What would you do if you recognized significant problems within your institution which could negatively affect your work, learning and future? What would you do if the official channels for reporting problems, non-compliances and violations returned only resistance and hostility? Or even marked you for retaliation, harassment or termination? Perhaps you would start to inquire more deeply, go outside of the unresponsive official channels, look for allies in similar situations, drive transparency, and spread awareness in the hopes of encouraging compliance, change and even protection from harms.
Have you ever:
… witnessed or experienced abusive, demeaning or intimidating behavior from a physician or supervisor and felt powerless to report it, or much less, correct it?
… been less than truthful on ACGME or other surveys or in interviews for fear of retaliation, for fear that the truth would damage the program upon which you depend for your livelihood and future, or because you’ve been encouraged by an authority to misrepresent reality?
… been given an arbitrary, harmful and/or erroneous performance evaluation or disciplinary action for which there is no substantiation, but are powerless to counter?
… noticed a culture of hostility which interferes with the learning and working environment?
… found it extremely difficult to communicate information with an attending physician, or a person in a position of authority, because of an obvious disdain for you and your subordinate position in comparison with their air of elevated status – as if you were sub-human… especially in a way which might affect patient care?

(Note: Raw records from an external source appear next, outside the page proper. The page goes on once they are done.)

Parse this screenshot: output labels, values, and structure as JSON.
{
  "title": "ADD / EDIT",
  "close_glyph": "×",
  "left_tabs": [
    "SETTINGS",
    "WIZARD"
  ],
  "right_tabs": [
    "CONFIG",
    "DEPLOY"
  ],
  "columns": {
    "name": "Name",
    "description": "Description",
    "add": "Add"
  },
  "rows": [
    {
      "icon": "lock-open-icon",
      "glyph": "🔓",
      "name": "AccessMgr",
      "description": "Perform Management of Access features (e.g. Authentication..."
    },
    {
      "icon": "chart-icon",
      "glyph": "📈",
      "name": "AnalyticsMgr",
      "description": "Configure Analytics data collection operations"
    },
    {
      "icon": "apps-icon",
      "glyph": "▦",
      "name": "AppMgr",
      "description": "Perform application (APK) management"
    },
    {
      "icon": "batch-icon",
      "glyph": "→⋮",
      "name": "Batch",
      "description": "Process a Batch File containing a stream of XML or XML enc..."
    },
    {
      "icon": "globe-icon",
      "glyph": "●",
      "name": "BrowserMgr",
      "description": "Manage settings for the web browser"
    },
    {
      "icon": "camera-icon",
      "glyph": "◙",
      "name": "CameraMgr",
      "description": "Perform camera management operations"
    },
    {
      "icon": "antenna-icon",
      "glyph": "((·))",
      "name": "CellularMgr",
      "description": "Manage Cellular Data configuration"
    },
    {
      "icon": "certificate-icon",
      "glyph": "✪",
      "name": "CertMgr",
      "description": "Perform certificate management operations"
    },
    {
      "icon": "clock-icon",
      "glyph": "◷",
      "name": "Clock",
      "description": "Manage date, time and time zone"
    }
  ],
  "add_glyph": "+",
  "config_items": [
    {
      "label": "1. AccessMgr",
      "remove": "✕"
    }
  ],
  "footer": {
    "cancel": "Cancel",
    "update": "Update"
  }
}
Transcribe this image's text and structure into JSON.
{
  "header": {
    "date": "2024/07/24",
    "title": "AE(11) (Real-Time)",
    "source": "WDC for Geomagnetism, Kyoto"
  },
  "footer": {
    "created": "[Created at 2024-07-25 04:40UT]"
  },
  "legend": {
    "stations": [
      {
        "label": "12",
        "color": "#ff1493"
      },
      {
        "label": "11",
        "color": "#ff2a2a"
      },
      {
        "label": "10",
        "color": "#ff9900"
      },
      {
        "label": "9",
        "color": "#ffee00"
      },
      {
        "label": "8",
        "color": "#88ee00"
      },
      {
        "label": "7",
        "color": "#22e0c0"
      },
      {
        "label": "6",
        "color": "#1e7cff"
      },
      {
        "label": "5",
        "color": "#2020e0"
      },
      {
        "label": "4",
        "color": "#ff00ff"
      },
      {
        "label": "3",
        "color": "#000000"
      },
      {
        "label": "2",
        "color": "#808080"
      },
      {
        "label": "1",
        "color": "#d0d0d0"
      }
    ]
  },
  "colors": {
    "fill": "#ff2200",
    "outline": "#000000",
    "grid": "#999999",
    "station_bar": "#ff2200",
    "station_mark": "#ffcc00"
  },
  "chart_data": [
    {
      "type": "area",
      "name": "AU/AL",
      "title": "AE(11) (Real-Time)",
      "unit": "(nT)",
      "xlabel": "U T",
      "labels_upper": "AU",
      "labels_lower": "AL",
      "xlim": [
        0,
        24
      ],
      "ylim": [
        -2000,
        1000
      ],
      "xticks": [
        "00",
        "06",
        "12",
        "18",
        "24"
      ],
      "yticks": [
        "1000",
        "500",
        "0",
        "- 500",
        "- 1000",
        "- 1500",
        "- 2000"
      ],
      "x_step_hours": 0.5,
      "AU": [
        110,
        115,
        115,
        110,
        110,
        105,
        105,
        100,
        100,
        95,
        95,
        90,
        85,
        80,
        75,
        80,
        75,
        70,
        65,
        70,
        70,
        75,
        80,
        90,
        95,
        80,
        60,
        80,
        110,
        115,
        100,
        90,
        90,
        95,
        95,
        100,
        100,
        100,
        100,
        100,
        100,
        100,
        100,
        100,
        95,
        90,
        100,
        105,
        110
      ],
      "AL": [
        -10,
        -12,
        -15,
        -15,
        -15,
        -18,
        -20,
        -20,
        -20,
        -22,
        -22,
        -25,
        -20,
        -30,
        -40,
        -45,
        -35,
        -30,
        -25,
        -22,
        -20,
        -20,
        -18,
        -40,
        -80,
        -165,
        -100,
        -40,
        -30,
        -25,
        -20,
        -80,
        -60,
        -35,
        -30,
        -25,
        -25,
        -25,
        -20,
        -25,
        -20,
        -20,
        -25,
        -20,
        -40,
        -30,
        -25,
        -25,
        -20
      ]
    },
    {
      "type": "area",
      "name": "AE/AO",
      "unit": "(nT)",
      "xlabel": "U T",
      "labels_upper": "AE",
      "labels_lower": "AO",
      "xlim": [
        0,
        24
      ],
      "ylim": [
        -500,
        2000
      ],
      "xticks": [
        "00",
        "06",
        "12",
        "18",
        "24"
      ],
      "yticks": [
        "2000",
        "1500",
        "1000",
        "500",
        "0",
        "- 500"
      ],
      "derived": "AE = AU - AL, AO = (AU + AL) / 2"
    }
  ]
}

… been blamed, mistreated, berated and/or embarrassed in a group setting for decisions and outcomes which were in no way yours? Perhaps your attending made poor choices or has a marginal skill level, yet you are the one left to hang for it in M&M while the attending sits quietly or is conveniently absent?
… witnessed blatant violations of policy, protocols, guidelines or law (e.g. ACGME, Joint Commission, institutional processes, HR, HIPAA, etc), found that no one seems to care, and that any mention of such an irregularity is summarily dismissed without acknowledgment? Or worse, perhaps you are actively intimidated into silence? Or marked for retaliation?
… wondered about an attending’s or supervisor’s fitness (e.g. personality, skill, thought processes, teaching ability, qualifications, professionalism, etc. ) for the role which they hold?
If any of this seems true to your situation, realize that it is likely happening to others around you, as well,… and perhaps in ways and on scales much greater than recognized. While there are many good residency programs out there (hopefully most), there are some bad ones, too. We’ve experienced some of them and talked to dozens of residents around the United States that have shared their own very painful, and sometimes career-ending, experiences. The purposes of this site are to let you know that you are not alone and to share some insights and resources as we come across them.
If you’re on these pages, chances are that you are experiencing some of the above. So, what do you do now? What if the monitoring and feedback systems in place for you have been co-opted and corrupted such that they cannot address major failures of evaluation, due process, hostile learning environment, and disruptive physician behavior? What if those that administrate these systems are blinded to (or indifferent, or impotent, or potentially even benefited by) the non-compliances and violations which can harm you, your cohorts, and potentially even patients? External resources and pressures may be called for. Transparency may need to be forced so that improvements can be implemented. To believe that such programs and persons will self-regulate or respond to weak oversight bodies is dangerously naive.
This site was established in 2017 and has been maintained by a practicing physician anesthesiologist (M. Todd Rice, MD, MBA) who hopes to leave the site up for reference for many to utilize. Over the years, the project has formed a loose group of physicians, both in practice and in residency, who talk, email, network, share resources, and hope to help those who are dealing with the issues described above. We have personally talked to well over 100 residents in distress over this time frame. While the residents at times bear varying degrees of responsibility for their situations, the underlying issues they report tend to be similar across the country and almost always involve program noncompliances, faculty unprofessionalism and failures of due process. Now, in 2024, the site is not routinely managed, but we’ll leave up the contact us page and still try to offer some insights, if possible.
Our programs. Our future. Our responsibility.
The Graduate Medical Education Compliance Project (GMECP): Driving education, awareness, and positive change towards systemic improvement for our programs’ residents, faculty, and staff.